A speech recognition system using this approach was submitted to the European Telecommunications Standards Institute's Aurora evaluation, which is trying to find the best speech representation for use in distributed speech recognition - i.e. where part of the recognition processing occurs in a mobile telephone handset, and the intermediate results are transmitted to a remote server.  The evaluation involved recognising continuously-spoken digits in a range of noisy backgrounds, and the participants were major telecommunications research laboratories operating in Europe.  Our system, which was submitted in collaboration with Qualcomm, eliminated 60% of the misrecognised words made by the standard reference system.  This was by far the best system - the next best performance was 42%, and the remaining participants reduced errors by less than 30%.  All the other systems were based on a single information stream and a single stage of statistical modelling; the dramatic success of our submission indicates the improved robustness possible for speech recognisers employing multistream techniques.

Detailed technical information about these experiments can be found in the multistream results page.

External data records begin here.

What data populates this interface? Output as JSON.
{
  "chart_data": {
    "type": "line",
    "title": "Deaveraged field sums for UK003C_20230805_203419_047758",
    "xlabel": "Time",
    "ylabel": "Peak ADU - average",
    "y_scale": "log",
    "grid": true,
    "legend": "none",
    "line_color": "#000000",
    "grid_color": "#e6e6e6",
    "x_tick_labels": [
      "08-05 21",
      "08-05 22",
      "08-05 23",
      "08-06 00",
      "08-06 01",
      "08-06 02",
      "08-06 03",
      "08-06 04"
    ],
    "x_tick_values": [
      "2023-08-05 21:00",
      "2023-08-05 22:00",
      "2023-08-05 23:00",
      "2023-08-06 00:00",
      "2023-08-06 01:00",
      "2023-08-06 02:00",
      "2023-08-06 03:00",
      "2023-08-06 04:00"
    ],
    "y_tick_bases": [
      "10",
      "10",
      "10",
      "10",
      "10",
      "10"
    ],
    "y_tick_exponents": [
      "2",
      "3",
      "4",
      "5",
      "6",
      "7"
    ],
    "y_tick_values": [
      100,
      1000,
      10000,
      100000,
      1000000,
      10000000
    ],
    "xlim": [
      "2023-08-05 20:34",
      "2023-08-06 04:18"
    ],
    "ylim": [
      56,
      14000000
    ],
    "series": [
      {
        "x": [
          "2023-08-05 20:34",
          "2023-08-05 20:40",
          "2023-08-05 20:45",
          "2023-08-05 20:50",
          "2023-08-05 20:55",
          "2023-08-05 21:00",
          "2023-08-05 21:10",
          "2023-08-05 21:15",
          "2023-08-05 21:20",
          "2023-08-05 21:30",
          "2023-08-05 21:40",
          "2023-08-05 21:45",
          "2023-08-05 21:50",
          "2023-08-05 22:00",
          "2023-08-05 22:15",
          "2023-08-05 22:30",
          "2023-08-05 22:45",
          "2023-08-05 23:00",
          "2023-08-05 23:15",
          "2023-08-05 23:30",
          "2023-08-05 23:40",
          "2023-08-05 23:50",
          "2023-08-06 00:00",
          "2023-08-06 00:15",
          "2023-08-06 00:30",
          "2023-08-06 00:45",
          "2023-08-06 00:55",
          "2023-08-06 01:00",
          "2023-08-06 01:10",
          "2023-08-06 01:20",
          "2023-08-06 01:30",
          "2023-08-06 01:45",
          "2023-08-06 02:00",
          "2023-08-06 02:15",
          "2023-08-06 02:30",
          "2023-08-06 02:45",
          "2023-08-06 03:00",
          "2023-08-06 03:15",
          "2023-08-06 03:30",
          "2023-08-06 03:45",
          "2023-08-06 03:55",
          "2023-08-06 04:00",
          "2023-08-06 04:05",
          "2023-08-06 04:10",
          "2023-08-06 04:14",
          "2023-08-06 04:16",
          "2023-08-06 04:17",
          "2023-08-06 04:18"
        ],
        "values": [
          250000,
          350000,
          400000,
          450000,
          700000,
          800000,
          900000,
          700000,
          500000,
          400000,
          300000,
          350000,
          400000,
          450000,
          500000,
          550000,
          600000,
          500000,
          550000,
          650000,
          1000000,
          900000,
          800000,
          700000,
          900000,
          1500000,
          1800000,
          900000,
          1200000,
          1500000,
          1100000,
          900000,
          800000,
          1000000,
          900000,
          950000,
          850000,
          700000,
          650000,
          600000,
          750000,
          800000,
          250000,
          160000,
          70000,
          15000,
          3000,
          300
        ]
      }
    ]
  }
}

CASA labelling (Grenoble + IDIAP)

The aim of the "labelling" principle is to inform the recognition level about the SNR existing in the peripheral time-frequency representation. The first solution (CASA front-end) is rather classical whereas this second CASA approach was promoted after work on missing data and multistream recognition, which propose to adapt the recognition level. We propose a generic method based on mapping of the relationship existing between the hidden SNR and an observable value O, which is extracted from the signal (harmonicity [2], localisation [5]). This could be generalised to any parameter of the signal varying with the SNR, and this could be a "non CASA" index; e.g., the entropy of the posteriors. Then, we evaluate the probability P(SNR>T|O) to reach a SNR threshold T. This is a probability "clean enough" which can be computed locally in the time-frequency plane. The CASA labelling, given to a multistream recogniser, is related to the SNR, but it is not a SNR estimate. In this framework, the link between partial recognition and multistream recognition, as well as the detection step are well formalised since this probability is used to compute an average weighting of the posteriors produced by the full set of partial recognisers (this corresponds to the so-called "full combination" method).